Des flammes explosives à Thermopyles ?
Le mythe : des guerriers grecs déchaînant des jets de liquide enflammé sur leurs ennemis—le feu grégeois s’abattant sur les hordes perses, des navires en flammes. On l’a vu dans des films, parfois même dans des manuels. Mais les Grecs classiques n’ont jamais eu cette arme.

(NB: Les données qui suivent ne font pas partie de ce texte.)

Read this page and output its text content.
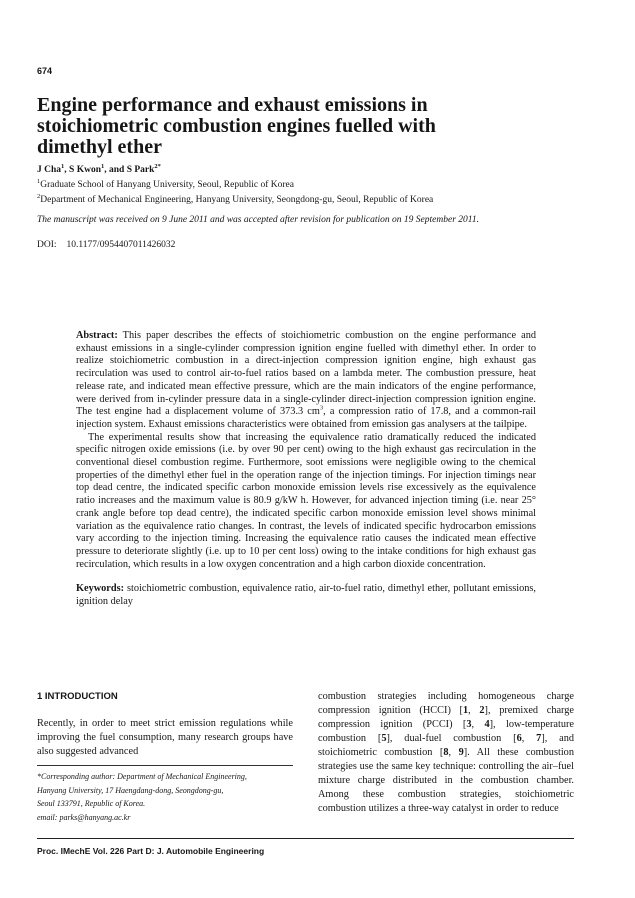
674
Engine performance and exhaust emissions in
stoichiometric combustion engines fuelled with
dimethyl ether
J Cha$^1$, S Kwon$^1$, and S Park$^{2*}$
$^1$Graduate School of Hanyang University, Seoul, Republic of Korea
$^2$Department of Mechanical Engineering, Hanyang University, Seongdong-gu, Seoul, Republic of Korea
The manuscript was received on 9 June 2011 and was accepted after revision for publication on 19 September 2011.
DOI: 10.1177/0954407011426032

Abstract: This paper describes the effects of stoichiometric combustion on the engine performance and exhaust emissions in a single-cylinder compression ignition engine fuelled with dimethyl ether. In order to realize stoichiometric combustion in a direct-injection compression ignition engine, high exhaust gas recirculation was used to control air-to-fuel ratios based on a lambda meter. The combustion pressure, heat release rate, and indicated mean effective pressure, which are the main indicators of the engine performance, were derived from in-cylinder pressure data in a single-cylinder direct-injection compression ignition engine. The test engine had a displacement volume of 373.3 $cm^3$, a compression ratio of 17.8, and a common-rail injection system. Exhaust emissions characteristics were obtained from emission gas analysers at the tailpipe.

The experimental results show that increasing the equivalence ratio dramatically reduced the indicated specific nitrogen oxide emissions (i.e. by over 90 per cent) owing to the high exhaust gas recirculation in the conventional diesel combustion regime. Furthermore, soot emissions were negligible owing to the chemical properties of the dimethyl ether fuel in the operation range of the injection timings. For injection timings near top dead centre, the indicated specific carbon monoxide emission levels rise excessively as the equivalence ratio increases and the maximum value is 80.9 g/kW h. However, for advanced injection timing (i.e. near 25° crank angle before top dead centre), the indicated specific carbon monoxide emission level shows minimal variation as the equivalence ratio changes. In contrast, the levels of indicated specific hydrocarbon emissions vary according to the injection timing. Increasing the equivalence ratio causes the indicated mean effective pressure to deteriorate slightly (i.e. up to 10 per cent loss) owing to the intake conditions for high exhaust gas recirculation, which results in a low oxygen concentration and a high carbon dioxide concentration.

Keywords: stoichiometric combustion, equivalence ratio, air-to-fuel ratio, dimethyl ether, pollutant emissions, ignition delay

1 INTRODUCTION

Recently, in order to meet strict emission regulations while improving the fuel consumption, many research groups have also suggested advanced

combustion strategies including homogeneous charge compression ignition (HCCI) [1, 2], premixed charge compression ignition (PCCI) [3, 4], low-temperature combustion [5], dual-fuel combustion [6, 7], and stoichiometric combustion [8, 9]. All these combustion strategies use the same key technique: controlling the air–fuel mixture charge distributed in the combustion chamber. Among these combustion strategies, stoichiometric combustion utilizes a three-way catalyst in order to reduce

*Corresponding author: Department of Mechanical Engineering,

Hanyang University, 17 Haengdang-dong, Seongdong-gu,

Seoul 133791, Republic of Korea.

email: parks@hanyang.ac.kr

Proc. IMechE Vol. 226 Part D: J. Automobile Engineering
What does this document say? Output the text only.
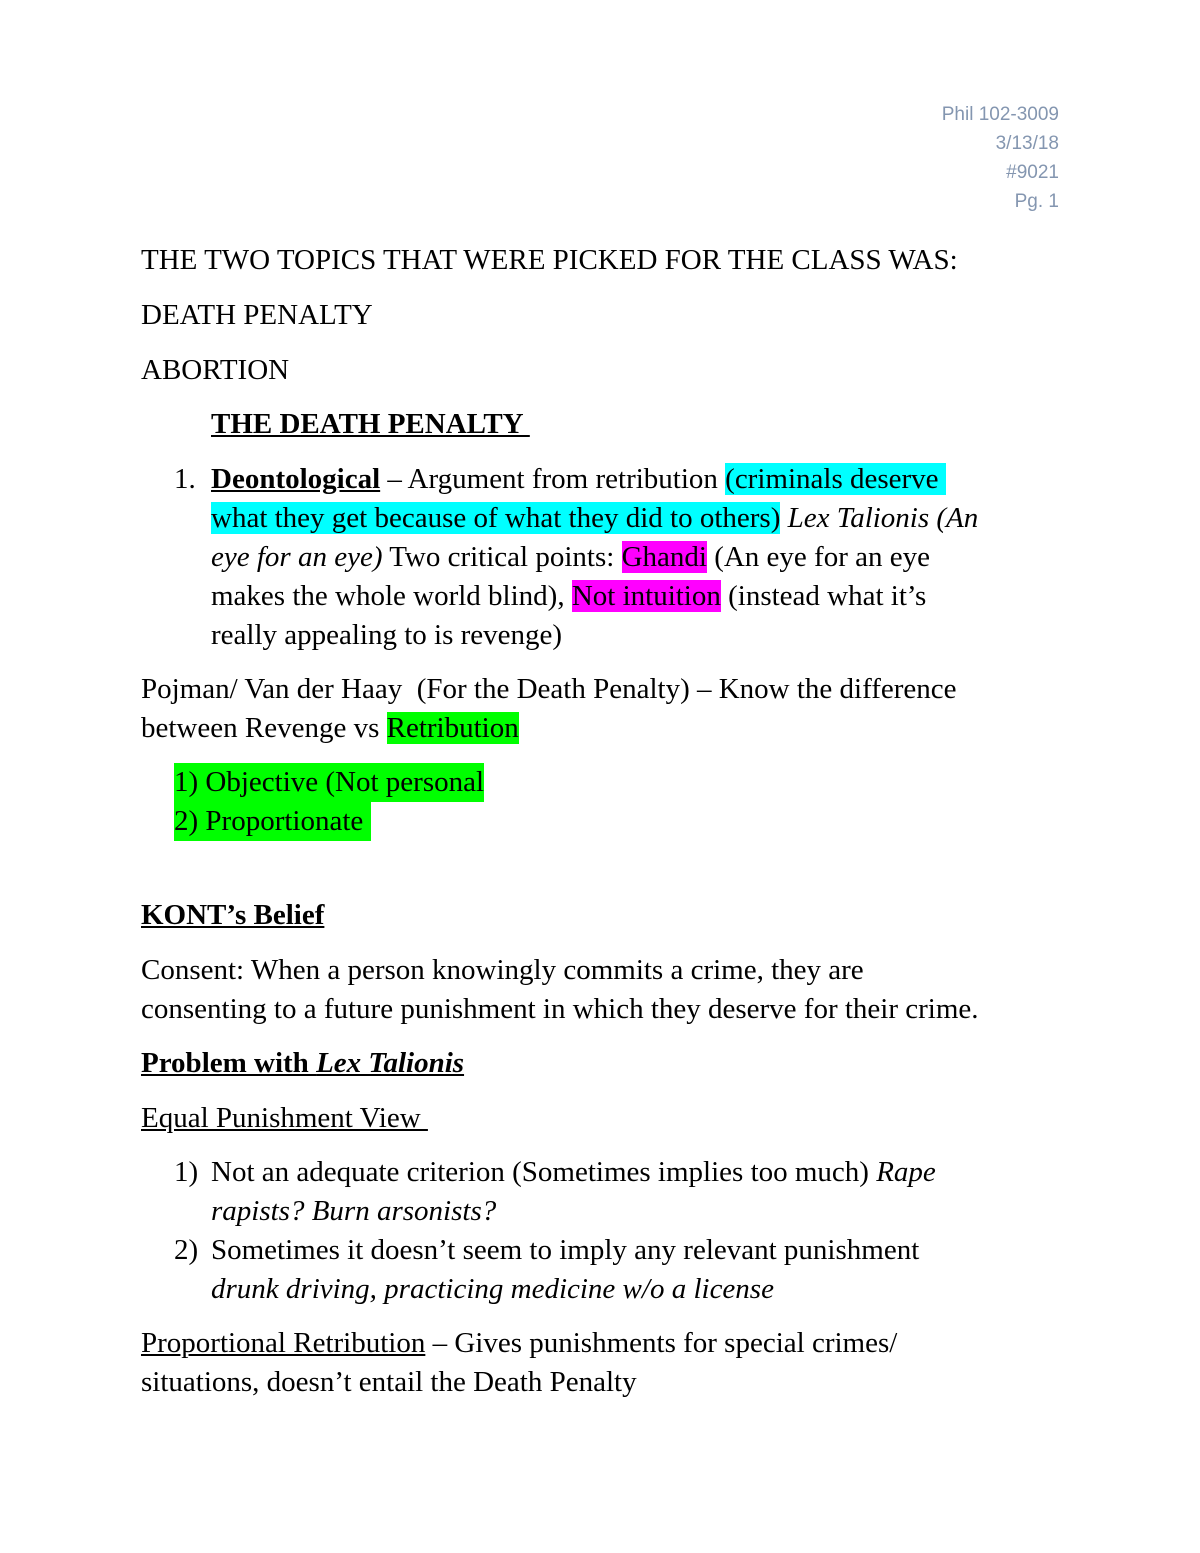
Phil 102-3009
3/13/18
#9021
Pg. 1
THE TWO TOPICS THAT WERE PICKED FOR THE CLASS WAS:
DEATH PENALTY
ABORTION
THE DEATH PENALTY
1. Deontological – Argument from retribution (criminals deserve
what they get because of what they did to others) Lex Talionis (An
eye for an eye) Two critical points: Ghandi (An eye for an eye
makes the whole world blind), Not intuition (instead what it’s
really appealing to is revenge)
Pojman/ Van der Haay  (For the Death Penalty) – Know the difference
between Revenge vs Retribution
1) Objective (Not personal
2) Proportionate
KONT’s Belief
Consent: When a person knowingly commits a crime, they are
consenting to a future punishment in which they deserve for their crime.
Problem with Lex Talionis
Equal Punishment View
1) Not an adequate criterion (Sometimes implies too much) Rape
rapists? Burn arsonists?
2) Sometimes it doesn’t seem to imply any relevant punishment
drunk driving, practicing medicine w/o a license
Proportional Retribution – Gives punishments for special crimes/
situations, doesn’t entail the Death Penalty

Le secret de Byzance, pas d’Athènes.
Le feu grégeois—cette formule infernale qui brûlait même sur l’eau—est en fait une invention byzantine, apparue vers le VIIe siècle apr. J.-C. Aucun Grec de l’Antiquité (même lors des grandes batailles navales de Salamine) n’y avait accès. La guerre classique, c’était des flèches, des lances d’hoplites, et de la force brute.
Pourquoi cette confusion ?
Les auteurs victoriens adoraient brouiller les exploits grecs et byzantins, mélangeant les « innovations grecques » sur un millier d’années. Hollywood et la vulgarisation ont suivi, faisant du « feu grégeois » un fourre-tout pyrotechnique antique. Le vrai était un secret d’État jalousement gardé—loin du monde de Socrate et de Sparte.
Le légendaire « feu grégeois » a été inventé des siècles plus tard, par les Grecs byzantins, et non par les Grecs classiques comme Périclès ou Léonidas.